I Nengah Sumendra, S.Ag, M.Fil.H |
Om Dyauh santir antariksam santih,
Prthivi santir apah santir,
Osadhayah santih vanaspatayah santir,
Visve devah santir brahma santih,
Sarvam santih santir eva santih,
Sa ma santir edhi”.
Terjemahannya.
Ya Tuhan Yang Maha Kuasa, anugrahkanlah kedamaian di langit, damai di
angkasa, damai di bumi, damai di air, damai pada tumbuh-tumbuhan, damai pada
pepohonan, damai bagi para dewata,
damailah Brahma, damailah alam
semesta. Semogalah kedamaian senantiasa datang pada kami”(Yayur Veda, XXXVI.17).
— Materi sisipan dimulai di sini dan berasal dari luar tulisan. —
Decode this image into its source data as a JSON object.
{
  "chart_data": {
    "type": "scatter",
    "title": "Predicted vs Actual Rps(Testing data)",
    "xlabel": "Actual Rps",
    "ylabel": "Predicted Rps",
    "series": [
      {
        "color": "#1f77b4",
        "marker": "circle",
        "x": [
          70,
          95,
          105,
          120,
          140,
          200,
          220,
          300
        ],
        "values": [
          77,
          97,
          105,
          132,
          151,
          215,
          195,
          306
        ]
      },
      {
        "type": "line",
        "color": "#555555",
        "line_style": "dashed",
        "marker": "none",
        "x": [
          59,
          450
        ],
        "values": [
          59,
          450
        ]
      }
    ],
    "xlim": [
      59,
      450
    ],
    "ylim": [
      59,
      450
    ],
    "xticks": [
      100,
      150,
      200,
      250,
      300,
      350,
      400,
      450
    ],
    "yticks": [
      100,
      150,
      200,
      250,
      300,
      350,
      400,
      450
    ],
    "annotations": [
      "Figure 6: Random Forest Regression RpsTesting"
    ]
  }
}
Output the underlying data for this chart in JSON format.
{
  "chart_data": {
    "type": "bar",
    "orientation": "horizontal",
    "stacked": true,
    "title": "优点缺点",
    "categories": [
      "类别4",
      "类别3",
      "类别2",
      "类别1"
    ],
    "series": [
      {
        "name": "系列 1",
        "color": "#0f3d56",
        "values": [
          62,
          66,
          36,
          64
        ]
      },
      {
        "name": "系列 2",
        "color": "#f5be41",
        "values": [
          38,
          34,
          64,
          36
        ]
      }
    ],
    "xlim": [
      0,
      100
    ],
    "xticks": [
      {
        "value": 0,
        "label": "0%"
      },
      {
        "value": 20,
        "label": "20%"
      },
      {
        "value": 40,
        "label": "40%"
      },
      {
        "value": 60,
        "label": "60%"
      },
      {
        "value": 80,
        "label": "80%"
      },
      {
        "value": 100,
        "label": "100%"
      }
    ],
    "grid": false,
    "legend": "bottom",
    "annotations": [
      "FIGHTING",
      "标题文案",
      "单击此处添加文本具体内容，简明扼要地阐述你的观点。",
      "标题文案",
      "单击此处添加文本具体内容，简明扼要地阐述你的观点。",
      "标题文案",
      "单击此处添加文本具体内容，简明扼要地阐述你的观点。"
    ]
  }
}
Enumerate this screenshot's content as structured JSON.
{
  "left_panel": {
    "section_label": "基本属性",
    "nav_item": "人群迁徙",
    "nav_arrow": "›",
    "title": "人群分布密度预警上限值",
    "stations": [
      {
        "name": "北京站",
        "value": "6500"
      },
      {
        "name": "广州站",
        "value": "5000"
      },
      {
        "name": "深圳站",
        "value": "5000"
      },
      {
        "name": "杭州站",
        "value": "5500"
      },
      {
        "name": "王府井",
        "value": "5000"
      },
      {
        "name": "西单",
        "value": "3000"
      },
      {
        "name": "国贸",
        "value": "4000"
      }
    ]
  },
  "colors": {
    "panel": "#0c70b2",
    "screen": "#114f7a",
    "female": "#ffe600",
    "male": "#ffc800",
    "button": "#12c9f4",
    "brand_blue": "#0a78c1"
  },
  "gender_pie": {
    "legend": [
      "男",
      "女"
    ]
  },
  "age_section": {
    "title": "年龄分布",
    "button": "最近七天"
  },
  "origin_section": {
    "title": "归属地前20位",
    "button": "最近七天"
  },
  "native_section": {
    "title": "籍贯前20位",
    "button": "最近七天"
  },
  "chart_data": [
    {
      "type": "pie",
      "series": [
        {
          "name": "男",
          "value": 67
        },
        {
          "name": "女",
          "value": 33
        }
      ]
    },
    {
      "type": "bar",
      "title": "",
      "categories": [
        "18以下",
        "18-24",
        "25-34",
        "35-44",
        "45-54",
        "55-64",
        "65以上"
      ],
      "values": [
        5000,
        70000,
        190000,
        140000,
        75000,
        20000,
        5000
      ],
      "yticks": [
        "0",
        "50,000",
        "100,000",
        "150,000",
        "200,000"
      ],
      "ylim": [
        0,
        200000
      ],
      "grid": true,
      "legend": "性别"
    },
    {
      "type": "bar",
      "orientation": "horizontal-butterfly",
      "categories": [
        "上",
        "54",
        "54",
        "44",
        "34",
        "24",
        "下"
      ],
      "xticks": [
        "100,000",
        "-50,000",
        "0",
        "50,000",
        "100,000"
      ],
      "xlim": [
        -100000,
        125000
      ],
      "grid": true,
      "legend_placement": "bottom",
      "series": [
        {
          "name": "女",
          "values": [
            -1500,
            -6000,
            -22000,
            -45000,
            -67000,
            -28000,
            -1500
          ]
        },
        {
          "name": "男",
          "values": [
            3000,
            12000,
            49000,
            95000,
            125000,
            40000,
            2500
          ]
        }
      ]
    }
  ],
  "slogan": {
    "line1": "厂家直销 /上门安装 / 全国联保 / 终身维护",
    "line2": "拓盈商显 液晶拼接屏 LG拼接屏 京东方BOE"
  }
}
Merujuk mantra kitab Yayur Veda di atas, secara sederhana dapat dijelaskan bahwa secara
vertikal maupun horizontal umat manusia sebenarnya merindukan sebuah
keseimbangan atau keharmonisan dalam hidup ini, dengan memohon sebuah anugrah
kedamaian kehadapan Ida Sang Hyang Widhi Wasa. Bahkan anugrah itu dimohonkan
bukan saja untuk diri manusia itu tetapi kepada seluruh sekalian alam semesta.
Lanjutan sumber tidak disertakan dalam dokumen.